Another way the Erie Canal influenced Chicago is in the people who built the I & M Canal. Then, as now, America off-loaded its hardest, dirtiest jobs to immigrants, and Irish gathered at the northern terminus, Bridgeport, first to build it, then to live and work the lumberyards and tanneries sprouting there. You can also draw a straight line from Irish ditch diggers to the rise of Richard J. Daley and his loyalty-based political machine.
Yet another impact was on agriculture. Farmers who previously sold their grain to their own communities suddenly had markets hundreds, even thousands, of miles away.
The effect of this cannot be overstated. Southerners were shocked to discover they could buy Iowa wheat more cheaply than wheat grown in the next county. The Industrial Revolution of the 1850s in England could take off because British farmers could leave their fields and go to cities to work in factories. America would feed them.
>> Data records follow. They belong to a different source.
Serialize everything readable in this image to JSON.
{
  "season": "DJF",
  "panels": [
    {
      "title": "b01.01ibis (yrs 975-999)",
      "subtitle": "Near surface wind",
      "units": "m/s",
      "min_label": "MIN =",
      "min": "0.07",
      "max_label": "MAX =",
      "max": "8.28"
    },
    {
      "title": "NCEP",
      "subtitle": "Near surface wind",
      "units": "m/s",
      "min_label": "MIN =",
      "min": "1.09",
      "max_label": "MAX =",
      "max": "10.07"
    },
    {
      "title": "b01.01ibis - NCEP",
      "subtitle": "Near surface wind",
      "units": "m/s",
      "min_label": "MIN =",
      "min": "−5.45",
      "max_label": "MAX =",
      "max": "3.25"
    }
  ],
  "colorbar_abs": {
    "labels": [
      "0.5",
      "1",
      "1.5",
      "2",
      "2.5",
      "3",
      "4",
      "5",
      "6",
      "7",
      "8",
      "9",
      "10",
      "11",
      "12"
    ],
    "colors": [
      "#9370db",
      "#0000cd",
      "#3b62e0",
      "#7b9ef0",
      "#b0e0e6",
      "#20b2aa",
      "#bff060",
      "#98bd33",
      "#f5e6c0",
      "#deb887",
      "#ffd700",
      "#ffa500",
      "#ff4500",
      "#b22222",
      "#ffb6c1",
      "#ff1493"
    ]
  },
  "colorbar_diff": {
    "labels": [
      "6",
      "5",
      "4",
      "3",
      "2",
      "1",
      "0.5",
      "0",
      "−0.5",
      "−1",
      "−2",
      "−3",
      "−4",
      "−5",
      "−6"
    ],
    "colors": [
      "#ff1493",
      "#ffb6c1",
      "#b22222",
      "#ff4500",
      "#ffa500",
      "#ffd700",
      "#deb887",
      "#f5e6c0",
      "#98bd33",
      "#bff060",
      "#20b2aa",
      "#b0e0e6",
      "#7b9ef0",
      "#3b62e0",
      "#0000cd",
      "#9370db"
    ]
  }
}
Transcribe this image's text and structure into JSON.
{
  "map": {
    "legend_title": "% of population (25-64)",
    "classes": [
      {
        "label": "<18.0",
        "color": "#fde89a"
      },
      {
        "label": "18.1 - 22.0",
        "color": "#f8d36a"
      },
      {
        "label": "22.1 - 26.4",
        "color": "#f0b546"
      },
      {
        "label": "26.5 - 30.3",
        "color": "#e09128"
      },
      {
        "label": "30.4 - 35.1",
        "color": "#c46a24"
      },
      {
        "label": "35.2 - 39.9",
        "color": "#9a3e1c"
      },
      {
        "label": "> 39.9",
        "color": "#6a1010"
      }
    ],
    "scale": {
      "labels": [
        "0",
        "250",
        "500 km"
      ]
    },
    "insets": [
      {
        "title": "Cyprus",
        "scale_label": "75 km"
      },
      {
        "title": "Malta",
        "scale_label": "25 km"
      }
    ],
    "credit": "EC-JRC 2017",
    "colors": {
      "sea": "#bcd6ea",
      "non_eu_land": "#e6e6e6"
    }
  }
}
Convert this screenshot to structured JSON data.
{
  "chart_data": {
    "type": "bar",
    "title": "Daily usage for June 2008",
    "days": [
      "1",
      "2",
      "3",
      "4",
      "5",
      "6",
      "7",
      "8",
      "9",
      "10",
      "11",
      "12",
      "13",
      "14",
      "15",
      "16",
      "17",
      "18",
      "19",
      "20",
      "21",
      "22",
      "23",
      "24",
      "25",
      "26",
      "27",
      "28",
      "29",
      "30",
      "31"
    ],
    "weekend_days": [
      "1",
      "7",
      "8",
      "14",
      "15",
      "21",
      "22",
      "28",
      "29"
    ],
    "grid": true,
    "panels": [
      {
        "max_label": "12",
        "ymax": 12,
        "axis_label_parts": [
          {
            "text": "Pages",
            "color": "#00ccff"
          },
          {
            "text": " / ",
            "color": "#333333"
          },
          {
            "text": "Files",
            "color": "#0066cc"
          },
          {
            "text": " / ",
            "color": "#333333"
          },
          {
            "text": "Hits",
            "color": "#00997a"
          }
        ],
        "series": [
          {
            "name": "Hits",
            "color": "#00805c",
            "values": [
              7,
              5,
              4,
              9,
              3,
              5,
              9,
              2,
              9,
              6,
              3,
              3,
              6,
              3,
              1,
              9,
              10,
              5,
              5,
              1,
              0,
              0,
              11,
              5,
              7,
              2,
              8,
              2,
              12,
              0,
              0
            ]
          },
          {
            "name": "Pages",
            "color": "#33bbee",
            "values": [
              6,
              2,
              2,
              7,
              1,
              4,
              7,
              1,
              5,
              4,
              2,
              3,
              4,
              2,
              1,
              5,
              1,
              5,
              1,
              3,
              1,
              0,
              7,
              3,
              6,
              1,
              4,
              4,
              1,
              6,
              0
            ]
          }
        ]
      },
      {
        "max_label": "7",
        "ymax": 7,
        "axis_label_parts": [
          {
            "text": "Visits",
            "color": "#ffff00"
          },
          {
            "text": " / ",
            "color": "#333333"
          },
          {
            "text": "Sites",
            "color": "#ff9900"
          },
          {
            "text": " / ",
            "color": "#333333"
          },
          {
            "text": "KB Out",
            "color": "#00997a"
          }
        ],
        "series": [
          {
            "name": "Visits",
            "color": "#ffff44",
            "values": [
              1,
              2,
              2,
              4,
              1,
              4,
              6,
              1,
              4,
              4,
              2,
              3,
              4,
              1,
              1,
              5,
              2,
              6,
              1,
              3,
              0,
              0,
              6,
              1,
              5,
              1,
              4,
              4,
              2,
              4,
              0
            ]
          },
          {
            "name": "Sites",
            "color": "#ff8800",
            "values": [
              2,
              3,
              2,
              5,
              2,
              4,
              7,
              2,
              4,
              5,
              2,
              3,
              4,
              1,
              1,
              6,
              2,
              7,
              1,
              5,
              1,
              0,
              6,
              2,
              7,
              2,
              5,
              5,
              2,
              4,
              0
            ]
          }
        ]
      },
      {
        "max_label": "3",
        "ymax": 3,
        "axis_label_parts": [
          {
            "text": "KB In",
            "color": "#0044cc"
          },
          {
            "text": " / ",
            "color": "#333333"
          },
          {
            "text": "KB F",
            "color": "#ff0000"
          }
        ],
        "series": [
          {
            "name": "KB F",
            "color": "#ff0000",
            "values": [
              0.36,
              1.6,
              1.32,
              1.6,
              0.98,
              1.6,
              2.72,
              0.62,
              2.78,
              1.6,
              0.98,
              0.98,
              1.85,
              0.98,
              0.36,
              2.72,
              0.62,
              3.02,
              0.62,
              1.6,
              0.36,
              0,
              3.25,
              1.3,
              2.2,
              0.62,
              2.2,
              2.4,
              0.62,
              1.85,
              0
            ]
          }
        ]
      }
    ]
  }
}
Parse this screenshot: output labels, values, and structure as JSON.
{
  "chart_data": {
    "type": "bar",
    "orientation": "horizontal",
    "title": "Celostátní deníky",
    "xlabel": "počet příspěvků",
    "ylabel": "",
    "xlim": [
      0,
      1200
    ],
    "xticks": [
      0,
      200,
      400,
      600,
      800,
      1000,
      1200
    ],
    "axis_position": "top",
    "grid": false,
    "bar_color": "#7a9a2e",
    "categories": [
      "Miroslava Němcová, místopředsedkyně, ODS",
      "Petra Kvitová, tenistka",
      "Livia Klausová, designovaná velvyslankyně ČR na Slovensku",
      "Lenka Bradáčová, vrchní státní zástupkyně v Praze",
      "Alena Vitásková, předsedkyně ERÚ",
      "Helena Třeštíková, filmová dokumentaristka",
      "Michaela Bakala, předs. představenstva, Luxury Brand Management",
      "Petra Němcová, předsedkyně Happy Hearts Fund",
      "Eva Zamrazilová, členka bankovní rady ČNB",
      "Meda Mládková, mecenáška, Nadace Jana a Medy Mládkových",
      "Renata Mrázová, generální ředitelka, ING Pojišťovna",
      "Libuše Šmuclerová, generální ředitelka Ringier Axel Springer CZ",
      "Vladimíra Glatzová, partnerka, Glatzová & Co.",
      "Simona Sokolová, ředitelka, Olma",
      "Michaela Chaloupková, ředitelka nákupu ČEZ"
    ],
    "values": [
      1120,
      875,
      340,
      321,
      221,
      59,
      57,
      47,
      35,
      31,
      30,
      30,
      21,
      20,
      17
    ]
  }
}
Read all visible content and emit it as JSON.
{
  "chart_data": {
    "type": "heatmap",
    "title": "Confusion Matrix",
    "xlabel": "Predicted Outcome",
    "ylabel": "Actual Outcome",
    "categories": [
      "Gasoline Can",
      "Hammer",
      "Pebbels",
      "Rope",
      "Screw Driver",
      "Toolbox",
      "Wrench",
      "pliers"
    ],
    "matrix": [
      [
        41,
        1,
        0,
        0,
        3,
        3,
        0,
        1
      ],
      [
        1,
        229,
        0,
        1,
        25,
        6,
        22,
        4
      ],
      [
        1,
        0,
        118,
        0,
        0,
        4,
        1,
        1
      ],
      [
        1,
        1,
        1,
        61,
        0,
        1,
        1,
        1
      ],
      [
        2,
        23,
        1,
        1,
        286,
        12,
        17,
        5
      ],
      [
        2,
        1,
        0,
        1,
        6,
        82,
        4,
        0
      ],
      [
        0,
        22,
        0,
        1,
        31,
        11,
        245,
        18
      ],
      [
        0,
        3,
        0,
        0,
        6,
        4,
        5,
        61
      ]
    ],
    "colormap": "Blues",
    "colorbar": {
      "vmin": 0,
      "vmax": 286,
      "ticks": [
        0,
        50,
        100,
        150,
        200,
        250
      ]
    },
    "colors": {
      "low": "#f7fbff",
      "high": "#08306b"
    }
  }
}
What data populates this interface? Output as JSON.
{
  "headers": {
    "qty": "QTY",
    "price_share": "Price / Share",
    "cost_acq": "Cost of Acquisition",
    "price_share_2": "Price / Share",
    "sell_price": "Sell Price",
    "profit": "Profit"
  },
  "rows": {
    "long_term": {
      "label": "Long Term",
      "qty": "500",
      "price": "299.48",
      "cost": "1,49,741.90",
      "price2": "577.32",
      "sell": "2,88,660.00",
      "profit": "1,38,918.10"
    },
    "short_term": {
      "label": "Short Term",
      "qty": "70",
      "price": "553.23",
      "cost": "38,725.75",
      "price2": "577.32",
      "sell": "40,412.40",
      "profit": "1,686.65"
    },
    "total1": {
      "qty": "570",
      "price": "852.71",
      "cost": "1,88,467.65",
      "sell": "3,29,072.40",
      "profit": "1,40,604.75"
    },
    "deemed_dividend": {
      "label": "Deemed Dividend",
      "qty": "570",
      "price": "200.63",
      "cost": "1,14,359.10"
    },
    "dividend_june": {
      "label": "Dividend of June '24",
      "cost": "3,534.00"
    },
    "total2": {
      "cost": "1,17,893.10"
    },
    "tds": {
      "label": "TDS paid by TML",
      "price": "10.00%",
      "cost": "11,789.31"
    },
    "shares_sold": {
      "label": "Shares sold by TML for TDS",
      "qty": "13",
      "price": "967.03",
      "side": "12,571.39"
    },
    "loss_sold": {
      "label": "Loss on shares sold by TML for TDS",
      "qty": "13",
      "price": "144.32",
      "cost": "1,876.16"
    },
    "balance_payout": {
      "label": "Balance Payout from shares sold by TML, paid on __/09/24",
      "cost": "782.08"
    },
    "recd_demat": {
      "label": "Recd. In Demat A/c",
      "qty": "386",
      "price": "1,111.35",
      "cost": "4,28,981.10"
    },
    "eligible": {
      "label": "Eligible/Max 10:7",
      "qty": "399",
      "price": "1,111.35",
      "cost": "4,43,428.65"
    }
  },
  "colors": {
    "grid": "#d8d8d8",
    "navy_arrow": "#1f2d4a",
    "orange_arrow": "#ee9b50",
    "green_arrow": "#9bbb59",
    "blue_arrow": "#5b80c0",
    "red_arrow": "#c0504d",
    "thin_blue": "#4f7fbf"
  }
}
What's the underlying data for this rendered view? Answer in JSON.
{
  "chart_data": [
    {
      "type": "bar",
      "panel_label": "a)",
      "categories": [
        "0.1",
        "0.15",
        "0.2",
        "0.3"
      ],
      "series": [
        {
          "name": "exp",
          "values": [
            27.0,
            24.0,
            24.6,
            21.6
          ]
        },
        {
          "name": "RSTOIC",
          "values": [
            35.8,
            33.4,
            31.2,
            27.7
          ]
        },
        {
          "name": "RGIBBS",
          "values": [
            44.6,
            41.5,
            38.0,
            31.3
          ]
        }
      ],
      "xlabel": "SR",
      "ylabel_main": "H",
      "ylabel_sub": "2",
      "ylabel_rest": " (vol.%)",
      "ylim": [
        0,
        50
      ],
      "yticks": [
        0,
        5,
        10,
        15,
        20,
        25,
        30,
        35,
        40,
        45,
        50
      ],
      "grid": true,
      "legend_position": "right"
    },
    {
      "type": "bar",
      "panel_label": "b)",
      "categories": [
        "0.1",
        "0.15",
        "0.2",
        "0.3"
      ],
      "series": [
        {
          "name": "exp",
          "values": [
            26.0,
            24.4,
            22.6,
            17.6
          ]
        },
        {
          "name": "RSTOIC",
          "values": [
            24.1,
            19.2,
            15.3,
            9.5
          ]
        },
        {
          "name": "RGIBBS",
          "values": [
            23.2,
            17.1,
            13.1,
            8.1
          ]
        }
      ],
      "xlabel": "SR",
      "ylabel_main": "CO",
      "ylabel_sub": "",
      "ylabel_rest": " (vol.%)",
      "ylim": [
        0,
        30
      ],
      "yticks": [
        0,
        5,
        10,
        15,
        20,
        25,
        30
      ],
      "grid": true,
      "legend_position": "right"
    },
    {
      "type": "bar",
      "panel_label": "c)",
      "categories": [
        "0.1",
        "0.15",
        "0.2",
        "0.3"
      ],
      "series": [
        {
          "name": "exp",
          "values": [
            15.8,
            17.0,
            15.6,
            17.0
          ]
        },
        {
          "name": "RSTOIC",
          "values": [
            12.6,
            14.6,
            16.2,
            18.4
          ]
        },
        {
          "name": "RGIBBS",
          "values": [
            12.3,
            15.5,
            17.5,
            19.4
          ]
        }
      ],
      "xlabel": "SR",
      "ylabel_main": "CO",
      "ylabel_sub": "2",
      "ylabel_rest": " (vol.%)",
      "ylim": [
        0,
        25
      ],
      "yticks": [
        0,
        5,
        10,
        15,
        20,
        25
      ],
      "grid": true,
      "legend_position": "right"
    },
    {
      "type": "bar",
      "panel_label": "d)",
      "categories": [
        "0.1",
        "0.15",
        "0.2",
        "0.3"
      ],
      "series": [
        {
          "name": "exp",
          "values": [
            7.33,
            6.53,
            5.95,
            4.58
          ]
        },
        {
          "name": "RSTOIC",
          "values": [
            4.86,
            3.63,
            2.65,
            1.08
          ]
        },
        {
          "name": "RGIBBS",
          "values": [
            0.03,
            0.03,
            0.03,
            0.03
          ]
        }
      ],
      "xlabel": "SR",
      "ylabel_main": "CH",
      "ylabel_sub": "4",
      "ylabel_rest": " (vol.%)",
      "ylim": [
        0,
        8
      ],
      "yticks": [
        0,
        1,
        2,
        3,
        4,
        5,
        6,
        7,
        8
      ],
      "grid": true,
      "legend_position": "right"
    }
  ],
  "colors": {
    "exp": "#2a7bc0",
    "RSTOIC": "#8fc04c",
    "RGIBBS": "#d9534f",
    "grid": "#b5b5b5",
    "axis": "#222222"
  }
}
Canals weren’t central for long. Five years after the celebratory cannons boomed, the Baltimore & Ohio opened its first 1.5-mile route of track. Chicago’s first train — brought here by ship, as there were no tracks to the city — puffed from Kinzie Street in 1848 (and in a miracle of history, the selfsame engine, the Pioneer, can be seen today at the Chicago History Museum). Rail travel was expensive at first, but trains were faster, and tracks had the unbeatable advantage of not freezing over in winter. The Erie Canal stopped moving freight in 1903.
I & M Canal Hwy. today? The Stevenson
Traces linger. School children still sing about it — “I have a mule, her name is Sal, 15 miles on the Erie Canal…”
There is also some lovely biking through I & M Canal National Heritage Area, an hour south of Chicago.
But you don’t have to go to Channahon to see the canal route. You might trace it every day and never realize it. The I & M Canal ceased being a working freight route in 1933. Immediately plans were aired to put a “southeast super-road” on its right of way. The Great Depression nixed that. But the first post-war public works progress was a highway built on the canal route, initially called “The I & M Canal Highway.” Its name was eventually changed to the Stevenson Expressway, which follows the canal route for seven miles through the city, cars and trucks flying past where mules once slowly pulled flatboats.
And Chicago is still the major Midwestern metropolis, thanks to a canal nobody here remembers while we try to surf the next technological change — AI, our future or a bubble? — into the middle of the 21st century.